Citation needed. It might be slightly easier, but most cases where you can get part of the camera, you can get the whole camera. This isn't a little point-and-click with a handy spring-loaded slot either.
Yeah but the Camera's owner is much more likely to notice "my camera is missing" than "the SD card is blank for some reason... the SD card must have failed"

EDIT: The linked PDF has a photo, the camera literally opens up to access the SD card.
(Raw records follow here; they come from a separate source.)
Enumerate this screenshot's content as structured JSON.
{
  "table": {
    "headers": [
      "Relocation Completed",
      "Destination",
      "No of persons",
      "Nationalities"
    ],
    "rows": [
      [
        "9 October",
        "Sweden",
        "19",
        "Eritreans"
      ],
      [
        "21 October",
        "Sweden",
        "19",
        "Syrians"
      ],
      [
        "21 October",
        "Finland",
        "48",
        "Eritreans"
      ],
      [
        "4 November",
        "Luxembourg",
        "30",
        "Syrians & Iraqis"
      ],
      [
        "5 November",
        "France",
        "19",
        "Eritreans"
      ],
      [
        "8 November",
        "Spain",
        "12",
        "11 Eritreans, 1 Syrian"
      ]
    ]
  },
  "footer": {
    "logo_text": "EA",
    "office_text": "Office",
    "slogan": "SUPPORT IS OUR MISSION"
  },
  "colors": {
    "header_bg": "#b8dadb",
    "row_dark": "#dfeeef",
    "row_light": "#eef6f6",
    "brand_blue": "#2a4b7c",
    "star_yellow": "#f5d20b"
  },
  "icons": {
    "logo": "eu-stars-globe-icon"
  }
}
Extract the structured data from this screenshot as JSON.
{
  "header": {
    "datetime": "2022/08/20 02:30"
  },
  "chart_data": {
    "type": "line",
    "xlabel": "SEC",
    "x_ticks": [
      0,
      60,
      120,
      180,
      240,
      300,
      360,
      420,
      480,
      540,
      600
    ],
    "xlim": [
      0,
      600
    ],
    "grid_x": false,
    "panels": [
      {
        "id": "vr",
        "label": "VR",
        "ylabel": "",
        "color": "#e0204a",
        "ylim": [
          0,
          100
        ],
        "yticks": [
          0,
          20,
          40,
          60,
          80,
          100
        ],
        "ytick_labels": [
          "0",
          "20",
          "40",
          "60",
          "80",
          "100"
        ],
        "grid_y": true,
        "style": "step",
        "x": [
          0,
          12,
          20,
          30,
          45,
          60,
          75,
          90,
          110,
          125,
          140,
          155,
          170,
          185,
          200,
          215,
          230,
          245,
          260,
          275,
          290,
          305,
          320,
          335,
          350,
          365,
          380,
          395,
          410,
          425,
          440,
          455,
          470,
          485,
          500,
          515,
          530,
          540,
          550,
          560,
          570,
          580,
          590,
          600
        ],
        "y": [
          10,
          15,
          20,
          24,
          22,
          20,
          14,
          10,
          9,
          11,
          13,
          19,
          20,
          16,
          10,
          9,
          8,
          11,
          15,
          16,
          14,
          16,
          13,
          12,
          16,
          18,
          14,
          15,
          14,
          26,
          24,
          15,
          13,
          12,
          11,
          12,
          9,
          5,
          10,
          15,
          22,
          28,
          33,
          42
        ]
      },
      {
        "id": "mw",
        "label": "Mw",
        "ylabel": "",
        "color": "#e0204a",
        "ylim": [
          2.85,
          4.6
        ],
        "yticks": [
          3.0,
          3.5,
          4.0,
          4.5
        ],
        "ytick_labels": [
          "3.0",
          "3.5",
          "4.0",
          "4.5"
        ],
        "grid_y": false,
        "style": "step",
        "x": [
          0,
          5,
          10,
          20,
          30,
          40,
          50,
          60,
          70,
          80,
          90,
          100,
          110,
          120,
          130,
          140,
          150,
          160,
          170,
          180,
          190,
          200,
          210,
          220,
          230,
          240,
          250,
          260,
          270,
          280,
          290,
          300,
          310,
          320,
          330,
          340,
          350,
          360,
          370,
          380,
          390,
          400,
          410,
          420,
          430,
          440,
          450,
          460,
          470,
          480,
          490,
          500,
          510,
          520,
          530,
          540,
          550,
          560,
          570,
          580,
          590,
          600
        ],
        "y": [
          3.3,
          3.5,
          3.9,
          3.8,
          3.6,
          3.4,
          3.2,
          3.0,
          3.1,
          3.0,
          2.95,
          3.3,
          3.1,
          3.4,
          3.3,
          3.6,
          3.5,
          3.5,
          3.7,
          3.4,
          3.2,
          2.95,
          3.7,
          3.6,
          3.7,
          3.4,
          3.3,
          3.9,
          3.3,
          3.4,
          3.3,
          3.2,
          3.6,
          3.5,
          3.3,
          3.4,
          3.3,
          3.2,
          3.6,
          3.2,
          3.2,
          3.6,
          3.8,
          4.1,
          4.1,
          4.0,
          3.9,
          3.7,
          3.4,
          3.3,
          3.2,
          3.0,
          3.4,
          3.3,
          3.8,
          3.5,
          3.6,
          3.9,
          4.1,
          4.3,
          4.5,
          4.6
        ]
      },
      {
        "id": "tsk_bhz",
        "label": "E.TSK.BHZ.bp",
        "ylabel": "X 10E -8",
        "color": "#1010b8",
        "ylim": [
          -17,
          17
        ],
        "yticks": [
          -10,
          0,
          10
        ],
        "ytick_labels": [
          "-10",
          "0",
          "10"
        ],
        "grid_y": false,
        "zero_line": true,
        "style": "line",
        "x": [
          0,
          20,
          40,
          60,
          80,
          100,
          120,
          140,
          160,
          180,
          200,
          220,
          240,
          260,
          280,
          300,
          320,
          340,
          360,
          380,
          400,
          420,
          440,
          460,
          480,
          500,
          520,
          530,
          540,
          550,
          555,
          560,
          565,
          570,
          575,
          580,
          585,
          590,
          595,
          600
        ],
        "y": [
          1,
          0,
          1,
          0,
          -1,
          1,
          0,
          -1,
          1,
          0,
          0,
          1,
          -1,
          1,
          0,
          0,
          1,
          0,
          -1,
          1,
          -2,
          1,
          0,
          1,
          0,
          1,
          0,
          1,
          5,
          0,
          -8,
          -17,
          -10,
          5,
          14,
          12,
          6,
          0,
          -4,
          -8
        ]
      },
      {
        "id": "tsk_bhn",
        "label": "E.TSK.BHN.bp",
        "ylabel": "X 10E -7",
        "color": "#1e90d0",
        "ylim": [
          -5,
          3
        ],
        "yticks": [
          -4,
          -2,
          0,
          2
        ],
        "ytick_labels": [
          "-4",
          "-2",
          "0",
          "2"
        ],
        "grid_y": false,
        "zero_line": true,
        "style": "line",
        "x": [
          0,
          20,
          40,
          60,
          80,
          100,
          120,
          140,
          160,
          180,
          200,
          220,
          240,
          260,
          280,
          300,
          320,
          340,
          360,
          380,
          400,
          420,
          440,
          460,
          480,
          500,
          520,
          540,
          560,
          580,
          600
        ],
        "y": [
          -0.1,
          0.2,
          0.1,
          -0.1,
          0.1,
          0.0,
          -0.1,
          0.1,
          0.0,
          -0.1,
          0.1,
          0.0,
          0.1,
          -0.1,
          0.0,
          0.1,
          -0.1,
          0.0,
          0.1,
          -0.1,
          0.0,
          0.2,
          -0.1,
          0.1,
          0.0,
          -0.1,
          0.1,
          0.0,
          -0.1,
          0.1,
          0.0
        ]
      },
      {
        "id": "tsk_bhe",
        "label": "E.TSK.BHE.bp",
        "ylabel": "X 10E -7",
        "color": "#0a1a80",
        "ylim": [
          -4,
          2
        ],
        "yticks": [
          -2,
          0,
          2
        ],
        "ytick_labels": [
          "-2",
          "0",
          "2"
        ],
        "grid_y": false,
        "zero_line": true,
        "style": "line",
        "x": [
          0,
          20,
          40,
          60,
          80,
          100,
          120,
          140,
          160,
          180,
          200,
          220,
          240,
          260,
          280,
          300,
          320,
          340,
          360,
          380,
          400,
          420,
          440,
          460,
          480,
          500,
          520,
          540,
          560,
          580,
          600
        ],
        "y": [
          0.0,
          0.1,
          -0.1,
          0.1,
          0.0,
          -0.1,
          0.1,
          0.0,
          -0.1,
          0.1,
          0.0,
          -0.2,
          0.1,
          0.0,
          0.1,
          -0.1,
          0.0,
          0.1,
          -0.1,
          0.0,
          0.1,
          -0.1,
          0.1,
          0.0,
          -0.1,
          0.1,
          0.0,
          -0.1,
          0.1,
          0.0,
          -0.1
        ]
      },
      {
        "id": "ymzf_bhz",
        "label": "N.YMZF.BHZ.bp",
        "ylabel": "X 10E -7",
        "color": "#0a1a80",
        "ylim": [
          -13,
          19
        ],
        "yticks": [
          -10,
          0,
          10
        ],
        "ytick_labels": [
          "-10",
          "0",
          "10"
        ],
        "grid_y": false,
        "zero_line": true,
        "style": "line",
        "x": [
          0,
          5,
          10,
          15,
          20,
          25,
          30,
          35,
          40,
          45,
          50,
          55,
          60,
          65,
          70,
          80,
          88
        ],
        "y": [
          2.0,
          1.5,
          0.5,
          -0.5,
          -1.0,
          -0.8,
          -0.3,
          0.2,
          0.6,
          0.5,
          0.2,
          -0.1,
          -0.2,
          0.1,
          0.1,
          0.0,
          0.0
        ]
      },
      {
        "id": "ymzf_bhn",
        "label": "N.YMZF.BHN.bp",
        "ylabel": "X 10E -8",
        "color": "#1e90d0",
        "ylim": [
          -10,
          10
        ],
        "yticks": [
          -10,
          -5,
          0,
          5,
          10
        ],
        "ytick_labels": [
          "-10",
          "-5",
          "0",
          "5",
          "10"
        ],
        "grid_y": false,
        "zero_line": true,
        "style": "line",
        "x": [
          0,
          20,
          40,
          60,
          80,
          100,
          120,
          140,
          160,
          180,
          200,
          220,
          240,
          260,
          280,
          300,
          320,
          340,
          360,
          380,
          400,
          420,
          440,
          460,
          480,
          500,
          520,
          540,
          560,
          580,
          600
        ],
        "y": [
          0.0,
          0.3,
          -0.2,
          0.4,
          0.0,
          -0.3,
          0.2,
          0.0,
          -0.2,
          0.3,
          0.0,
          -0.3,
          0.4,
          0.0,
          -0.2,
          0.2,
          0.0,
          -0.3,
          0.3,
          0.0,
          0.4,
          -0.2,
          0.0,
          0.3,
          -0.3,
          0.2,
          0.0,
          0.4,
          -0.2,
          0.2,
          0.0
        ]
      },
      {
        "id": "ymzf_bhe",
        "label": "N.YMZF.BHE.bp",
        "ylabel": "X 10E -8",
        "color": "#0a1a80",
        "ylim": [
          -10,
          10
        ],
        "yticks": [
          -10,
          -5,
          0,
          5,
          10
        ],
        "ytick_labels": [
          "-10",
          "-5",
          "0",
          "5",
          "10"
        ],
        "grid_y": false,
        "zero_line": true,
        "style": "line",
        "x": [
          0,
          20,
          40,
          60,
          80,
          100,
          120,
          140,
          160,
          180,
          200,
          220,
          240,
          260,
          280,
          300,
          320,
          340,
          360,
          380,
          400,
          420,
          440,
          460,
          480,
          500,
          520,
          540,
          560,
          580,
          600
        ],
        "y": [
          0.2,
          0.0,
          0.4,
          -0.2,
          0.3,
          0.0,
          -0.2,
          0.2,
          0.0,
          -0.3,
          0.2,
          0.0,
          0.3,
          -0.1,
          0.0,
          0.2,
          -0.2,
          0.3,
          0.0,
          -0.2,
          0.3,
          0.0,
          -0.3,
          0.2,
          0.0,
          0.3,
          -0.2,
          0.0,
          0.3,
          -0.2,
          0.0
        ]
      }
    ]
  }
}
The camera's (former) owner may very well notice, but that will have little effect. It's much more common that cameras (security, photography, phones) get stolen with cards inside, rather than someone extracting the card and leaving the camera.
This is professional equipment, used for surveys. Think espionage, not consumer hardware.
Worth mentioning that I would immediately know if a different SD card was in my camera the moment I turned it on or ejected the card. If somebody knew to buy the same exact model and storage size that would be truly impressive.
Industrial espionage is far far more often done by hard work then being clever. Checking the SD cards you use and buying matching ones before executing a swap isn't noteworthy.
0. They were too cheap to use an industrial grade SD. Mind boggling.
If you read the article, the SD card was placed there by the camera manufacturer and then the device was sealed so it would withstand pressure, and then sold to divers. Blame the camera manufacturer's engineers.

Seems like the SD card of all things performed just fine, so it hardly seems like the weak point.

They are surprisingly resilient! There was a blog post a couple of years ago by someone who found a digital camera in the sea which must have been in the water for months. The author could look at the photos to see if they can find the original owner of the camera.